Public-Private Partnership on Energy
GDP would gain stimulus if electricity reform plan was fully implemented, says report
The implementation of Public-Private Partnership schemes will contribute to addressing the country’s fiscal imbalances and public debt burden, according to Credit Libanais’ Public-Private Partnership Report.
The report said that implementing the PPP would help enhancing government revenues, improving efficiency, and curbing corruption. However, it highlighted the importance “to ensure an atmosphere of transparency throughout the various stages of a PPP venture, particularly during the bidding and implementation phases.”
The report said that if the electricity reform plan was implemented, the GDP would gain stimulus, as the reform would increase the two GDP components of investment and government expenditures.
The report projected the GDP to rise to $46.8 billion in 2012 compared to a $45.4 billion projection if the reform plan failed to materialize. It said that the GDP increase will surpass the expectations of an increase in public debt on the backdrop of higher government investments in electricity infrastructure. This, according to the report, may lead to a lower debt to GDP ratio. Under the “no reform” scenario, the debt to GDP ratio forecast for 2012 is around 135 percent, but the report said this figure is likely to drop to an average of around 131 percent if an electricity tariff increase (between 25 and 32 percent) was adopted.

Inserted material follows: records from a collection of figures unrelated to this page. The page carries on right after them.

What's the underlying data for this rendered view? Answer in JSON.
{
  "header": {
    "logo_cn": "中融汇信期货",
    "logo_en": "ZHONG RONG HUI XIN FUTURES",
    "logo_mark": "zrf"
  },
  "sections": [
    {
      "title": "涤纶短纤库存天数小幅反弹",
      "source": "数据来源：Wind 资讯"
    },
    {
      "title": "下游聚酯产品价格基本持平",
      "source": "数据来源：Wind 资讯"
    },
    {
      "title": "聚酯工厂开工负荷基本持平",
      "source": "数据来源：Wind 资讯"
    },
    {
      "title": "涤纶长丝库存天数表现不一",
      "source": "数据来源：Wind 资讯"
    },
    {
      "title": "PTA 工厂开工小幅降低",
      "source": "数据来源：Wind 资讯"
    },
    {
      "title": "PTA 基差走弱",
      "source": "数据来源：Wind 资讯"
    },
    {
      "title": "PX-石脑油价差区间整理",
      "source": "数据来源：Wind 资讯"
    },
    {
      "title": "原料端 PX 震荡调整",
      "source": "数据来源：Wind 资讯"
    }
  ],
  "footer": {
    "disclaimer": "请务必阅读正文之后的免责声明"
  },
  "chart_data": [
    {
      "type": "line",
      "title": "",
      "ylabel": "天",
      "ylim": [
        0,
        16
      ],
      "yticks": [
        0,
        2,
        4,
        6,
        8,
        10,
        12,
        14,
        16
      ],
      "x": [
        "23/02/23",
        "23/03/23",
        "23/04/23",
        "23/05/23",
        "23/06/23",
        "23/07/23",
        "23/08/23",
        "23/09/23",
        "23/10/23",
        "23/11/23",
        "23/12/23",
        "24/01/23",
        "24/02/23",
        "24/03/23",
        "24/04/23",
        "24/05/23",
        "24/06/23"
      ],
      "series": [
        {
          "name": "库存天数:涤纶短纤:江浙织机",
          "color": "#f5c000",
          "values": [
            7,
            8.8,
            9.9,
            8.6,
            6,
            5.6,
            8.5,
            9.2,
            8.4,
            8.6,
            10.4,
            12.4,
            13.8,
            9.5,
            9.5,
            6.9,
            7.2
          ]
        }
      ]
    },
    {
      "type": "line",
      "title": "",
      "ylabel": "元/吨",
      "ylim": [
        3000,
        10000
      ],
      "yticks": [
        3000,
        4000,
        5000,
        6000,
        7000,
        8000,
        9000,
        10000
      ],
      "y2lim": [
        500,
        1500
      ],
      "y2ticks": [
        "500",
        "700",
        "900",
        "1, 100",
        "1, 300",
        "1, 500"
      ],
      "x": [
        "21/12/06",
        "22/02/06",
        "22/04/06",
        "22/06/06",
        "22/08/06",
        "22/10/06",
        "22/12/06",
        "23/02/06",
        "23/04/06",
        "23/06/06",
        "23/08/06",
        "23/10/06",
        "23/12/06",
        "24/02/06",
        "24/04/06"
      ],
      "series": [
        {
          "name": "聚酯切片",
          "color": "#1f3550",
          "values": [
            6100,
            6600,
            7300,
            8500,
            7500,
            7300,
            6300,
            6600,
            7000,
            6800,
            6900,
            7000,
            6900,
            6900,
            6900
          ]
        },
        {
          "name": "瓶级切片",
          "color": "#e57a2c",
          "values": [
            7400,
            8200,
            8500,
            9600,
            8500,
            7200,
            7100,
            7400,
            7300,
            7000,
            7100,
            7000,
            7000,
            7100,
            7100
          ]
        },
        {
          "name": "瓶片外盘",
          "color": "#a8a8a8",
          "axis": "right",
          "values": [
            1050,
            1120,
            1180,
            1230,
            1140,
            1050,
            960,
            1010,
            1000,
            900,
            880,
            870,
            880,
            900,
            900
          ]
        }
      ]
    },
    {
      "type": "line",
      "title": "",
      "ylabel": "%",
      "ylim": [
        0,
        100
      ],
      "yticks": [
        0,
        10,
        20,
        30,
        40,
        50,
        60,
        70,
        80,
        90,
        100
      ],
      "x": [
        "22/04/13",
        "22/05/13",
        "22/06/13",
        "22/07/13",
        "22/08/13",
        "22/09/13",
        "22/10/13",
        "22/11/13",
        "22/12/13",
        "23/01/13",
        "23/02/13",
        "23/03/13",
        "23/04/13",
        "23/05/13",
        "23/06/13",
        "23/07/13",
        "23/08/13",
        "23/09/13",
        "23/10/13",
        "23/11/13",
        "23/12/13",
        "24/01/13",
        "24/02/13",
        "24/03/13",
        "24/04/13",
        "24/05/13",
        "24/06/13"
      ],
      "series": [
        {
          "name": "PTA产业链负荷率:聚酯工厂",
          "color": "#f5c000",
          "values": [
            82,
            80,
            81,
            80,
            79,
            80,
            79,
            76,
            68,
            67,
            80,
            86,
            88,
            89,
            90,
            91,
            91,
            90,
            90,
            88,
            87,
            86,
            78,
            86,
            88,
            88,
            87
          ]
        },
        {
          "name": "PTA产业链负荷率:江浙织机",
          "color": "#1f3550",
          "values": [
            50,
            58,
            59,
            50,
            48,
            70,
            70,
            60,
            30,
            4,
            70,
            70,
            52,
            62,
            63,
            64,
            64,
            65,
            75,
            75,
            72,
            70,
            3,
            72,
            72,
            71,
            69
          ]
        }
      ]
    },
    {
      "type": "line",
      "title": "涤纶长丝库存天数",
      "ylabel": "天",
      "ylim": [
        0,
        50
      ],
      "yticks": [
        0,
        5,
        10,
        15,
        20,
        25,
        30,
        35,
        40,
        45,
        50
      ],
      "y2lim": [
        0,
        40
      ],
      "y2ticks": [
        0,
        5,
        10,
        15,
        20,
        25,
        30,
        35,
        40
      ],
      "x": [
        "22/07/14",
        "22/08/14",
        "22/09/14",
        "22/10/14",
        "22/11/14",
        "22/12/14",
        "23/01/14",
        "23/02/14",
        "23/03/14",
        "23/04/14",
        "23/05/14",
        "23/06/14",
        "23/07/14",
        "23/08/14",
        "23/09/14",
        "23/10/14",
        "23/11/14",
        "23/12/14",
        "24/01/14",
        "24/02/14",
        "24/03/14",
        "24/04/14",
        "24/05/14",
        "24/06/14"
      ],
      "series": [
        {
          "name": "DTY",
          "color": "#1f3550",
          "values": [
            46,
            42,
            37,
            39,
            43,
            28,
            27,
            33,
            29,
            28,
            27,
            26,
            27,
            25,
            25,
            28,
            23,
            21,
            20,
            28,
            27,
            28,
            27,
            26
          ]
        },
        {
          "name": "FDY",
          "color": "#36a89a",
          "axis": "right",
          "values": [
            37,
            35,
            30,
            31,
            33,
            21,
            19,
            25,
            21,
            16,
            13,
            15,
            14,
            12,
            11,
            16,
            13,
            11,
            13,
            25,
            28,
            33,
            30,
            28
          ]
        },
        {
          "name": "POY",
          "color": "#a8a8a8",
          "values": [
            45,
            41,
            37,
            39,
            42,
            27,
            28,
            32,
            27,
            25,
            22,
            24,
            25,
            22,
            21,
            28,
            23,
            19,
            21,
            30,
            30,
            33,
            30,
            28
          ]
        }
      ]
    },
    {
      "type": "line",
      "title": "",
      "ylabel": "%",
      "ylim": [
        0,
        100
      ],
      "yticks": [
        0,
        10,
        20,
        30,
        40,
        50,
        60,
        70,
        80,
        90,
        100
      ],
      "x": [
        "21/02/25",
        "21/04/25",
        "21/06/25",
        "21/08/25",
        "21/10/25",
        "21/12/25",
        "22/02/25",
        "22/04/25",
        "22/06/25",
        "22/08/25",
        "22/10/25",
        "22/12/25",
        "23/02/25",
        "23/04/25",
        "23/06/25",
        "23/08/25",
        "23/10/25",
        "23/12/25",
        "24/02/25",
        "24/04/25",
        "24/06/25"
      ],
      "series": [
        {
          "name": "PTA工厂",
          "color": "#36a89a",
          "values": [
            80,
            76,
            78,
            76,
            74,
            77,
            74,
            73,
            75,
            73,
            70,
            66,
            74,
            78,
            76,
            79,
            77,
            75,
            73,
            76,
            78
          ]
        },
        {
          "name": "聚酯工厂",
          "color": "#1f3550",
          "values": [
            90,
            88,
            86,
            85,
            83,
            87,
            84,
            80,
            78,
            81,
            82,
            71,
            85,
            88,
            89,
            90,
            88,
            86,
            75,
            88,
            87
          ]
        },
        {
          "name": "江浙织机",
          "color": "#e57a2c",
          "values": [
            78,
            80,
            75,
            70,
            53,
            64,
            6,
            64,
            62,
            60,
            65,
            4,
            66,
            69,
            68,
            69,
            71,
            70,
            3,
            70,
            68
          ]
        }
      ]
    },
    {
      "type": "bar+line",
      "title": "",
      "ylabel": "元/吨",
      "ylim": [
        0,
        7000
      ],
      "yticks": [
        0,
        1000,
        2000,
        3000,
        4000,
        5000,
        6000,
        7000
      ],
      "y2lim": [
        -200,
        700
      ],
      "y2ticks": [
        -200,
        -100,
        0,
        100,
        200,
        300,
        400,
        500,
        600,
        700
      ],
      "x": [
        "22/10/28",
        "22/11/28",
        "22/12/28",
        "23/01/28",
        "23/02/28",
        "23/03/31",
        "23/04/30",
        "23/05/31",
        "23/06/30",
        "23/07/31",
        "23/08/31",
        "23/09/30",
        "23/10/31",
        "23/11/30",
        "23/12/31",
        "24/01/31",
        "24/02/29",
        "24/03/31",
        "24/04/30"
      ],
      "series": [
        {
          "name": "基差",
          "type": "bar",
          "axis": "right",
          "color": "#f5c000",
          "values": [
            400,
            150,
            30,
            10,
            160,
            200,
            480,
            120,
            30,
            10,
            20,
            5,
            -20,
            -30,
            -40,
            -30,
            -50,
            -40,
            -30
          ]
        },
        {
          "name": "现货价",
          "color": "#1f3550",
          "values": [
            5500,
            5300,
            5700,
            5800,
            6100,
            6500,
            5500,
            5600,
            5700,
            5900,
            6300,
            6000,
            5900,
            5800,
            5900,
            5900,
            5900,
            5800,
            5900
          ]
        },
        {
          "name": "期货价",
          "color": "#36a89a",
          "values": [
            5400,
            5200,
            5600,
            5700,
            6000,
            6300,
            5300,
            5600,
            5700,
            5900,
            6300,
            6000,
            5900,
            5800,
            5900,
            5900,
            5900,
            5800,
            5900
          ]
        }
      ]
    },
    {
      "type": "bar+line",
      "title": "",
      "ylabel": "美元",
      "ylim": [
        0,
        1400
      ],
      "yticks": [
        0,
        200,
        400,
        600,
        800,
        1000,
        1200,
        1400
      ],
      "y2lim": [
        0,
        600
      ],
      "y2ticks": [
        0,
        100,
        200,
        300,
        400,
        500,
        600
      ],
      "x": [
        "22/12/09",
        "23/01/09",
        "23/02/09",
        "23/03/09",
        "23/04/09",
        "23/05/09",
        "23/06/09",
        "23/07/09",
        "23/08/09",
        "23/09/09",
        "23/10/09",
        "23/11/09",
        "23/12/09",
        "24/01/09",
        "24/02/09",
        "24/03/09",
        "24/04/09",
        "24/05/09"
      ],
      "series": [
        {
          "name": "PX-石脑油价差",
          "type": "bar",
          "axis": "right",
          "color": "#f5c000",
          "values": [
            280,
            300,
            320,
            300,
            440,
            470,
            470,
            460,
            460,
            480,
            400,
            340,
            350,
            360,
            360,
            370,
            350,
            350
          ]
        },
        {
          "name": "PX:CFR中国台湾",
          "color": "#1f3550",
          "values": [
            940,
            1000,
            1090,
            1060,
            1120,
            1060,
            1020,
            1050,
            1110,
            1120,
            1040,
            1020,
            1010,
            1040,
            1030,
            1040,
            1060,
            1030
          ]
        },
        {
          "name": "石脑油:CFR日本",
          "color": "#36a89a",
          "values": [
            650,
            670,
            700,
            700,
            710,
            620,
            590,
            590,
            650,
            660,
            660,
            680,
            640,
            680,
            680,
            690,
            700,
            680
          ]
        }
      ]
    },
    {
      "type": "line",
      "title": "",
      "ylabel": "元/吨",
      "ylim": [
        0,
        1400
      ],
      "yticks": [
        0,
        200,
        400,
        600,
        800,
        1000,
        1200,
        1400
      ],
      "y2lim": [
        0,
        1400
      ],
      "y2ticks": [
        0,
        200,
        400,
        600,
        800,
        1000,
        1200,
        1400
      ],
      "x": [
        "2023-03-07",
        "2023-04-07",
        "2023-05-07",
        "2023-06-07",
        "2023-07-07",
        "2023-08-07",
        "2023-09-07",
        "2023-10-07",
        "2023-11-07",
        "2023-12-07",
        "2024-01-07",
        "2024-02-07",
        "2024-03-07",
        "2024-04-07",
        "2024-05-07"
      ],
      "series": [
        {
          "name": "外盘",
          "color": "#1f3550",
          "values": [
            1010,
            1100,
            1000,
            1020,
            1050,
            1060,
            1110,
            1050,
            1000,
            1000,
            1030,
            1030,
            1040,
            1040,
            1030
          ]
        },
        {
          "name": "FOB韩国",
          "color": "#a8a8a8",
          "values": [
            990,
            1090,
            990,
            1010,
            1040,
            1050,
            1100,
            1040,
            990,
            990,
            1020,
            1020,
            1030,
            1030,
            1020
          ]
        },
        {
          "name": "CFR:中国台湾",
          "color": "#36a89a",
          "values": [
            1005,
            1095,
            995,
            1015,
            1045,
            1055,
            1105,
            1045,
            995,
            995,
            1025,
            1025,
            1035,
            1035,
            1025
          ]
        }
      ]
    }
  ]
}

The reform plan, originally based on electricity Law 462, proposes breaking up Electricité Du Liban (EDL) into three different companies tasked with the production, transmission, and distribution of electricity. The transmission function shall be retained by the government, while production and distribution companies shall put up to 40 percent of their shares on the stock market. The plan also involves raising the tariffs for energy consumption, which currently is less than the production cost. EDL is thus compelled to gradually raise tariff increases, reaching 43 percent by 2015, to around $0.1375 per KWh.
“It is imperative to financially reengineer the EDL in a bid to position it more favorably in the eye of the foreign investors prior to opening the bidding door for privatization,” the report stated.